Are you one of those Investors that asks a lot of questions in a quest to learn more? Are you also one of those Investors that accepts information, but always looks to validate and verify what you’re told? Well, then this content is meant for you.
Recently we were engaged with a Borrower that was on a relentless pursuit to understand why their SDIRA (Self-Direct Individual Retirement Account) could only take a Non-Recourse loan. While we supplied a basic answer, it spurred us to dig deeper to answer the question: Why must a loan to my SDIRA be Non-Recourse? We wanted to have a more pointed, definitive answer, so we did some on-line research and here is what we came up with:
Internal Revenue Code Section 4975 prohibits an IRA holder from personally guaranteeing a Self-Directed IRA Loan. Pursuant to Internal Revenue Code Section 4975(c)(1)(B), a disqualified person (i.e. the IRA holder) cannot lend money or use any other extension of credit with respect to an IRA.
In other words, the IRA holder cannot personally guarantee a loan made to his or her IRA. As a result, in the case of a Self-Directed IRA, one could not use a standard loan or mortgage loan as part of an IRA transaction since that would trigger a prohibited transaction pursuant to Code Section 4975. This type of loan is often referred to as a recourse loan since the bank can seek recourse or payback from the individual guaranteeing the loan.

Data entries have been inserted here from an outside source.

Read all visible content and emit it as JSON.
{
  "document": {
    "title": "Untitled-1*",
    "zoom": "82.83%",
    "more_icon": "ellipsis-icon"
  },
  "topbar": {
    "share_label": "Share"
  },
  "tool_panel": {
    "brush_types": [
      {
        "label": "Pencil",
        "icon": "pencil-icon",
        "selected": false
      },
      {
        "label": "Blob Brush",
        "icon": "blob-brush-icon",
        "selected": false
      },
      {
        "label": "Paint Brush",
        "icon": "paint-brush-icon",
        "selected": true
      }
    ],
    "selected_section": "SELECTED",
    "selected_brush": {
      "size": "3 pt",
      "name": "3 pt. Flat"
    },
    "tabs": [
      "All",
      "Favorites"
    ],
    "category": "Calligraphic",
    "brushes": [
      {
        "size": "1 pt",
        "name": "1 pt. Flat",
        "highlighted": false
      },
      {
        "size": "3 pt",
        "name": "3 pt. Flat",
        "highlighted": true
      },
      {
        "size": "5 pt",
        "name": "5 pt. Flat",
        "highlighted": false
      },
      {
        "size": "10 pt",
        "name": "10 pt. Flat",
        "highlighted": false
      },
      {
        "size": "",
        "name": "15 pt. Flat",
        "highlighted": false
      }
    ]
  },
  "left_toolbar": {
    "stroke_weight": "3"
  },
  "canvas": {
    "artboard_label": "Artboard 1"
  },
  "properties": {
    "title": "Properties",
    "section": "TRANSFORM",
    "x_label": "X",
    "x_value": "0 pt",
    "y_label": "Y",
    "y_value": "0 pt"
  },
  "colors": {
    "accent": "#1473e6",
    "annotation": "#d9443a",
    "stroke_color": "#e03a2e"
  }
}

These loans are generally the most common types of loans offered by banks and financial institutions. Thus, in the case of a Self-Directed IRA, a recourse loan cannot be used. This leaves the Self-Directed IRA investor with only one financing option – a non-recourse loan. A non-recourse loan is a loan that is not guaranteed by anyone. In essence, the lender is securing the loan by the underlying asset or property that the loan will be used for. Therefore, if the borrower is unable to repay the loan, the lender’s only recourse is against the underlying asset (i.e. the real estate) not the individual – hence the term non-recourse.
Hopefully the above content provides better detail and clarity to answer this question. Of course, we are not tax professionals or investment consultants, so would always ask our Readers to confirm their understanding with those Professionals.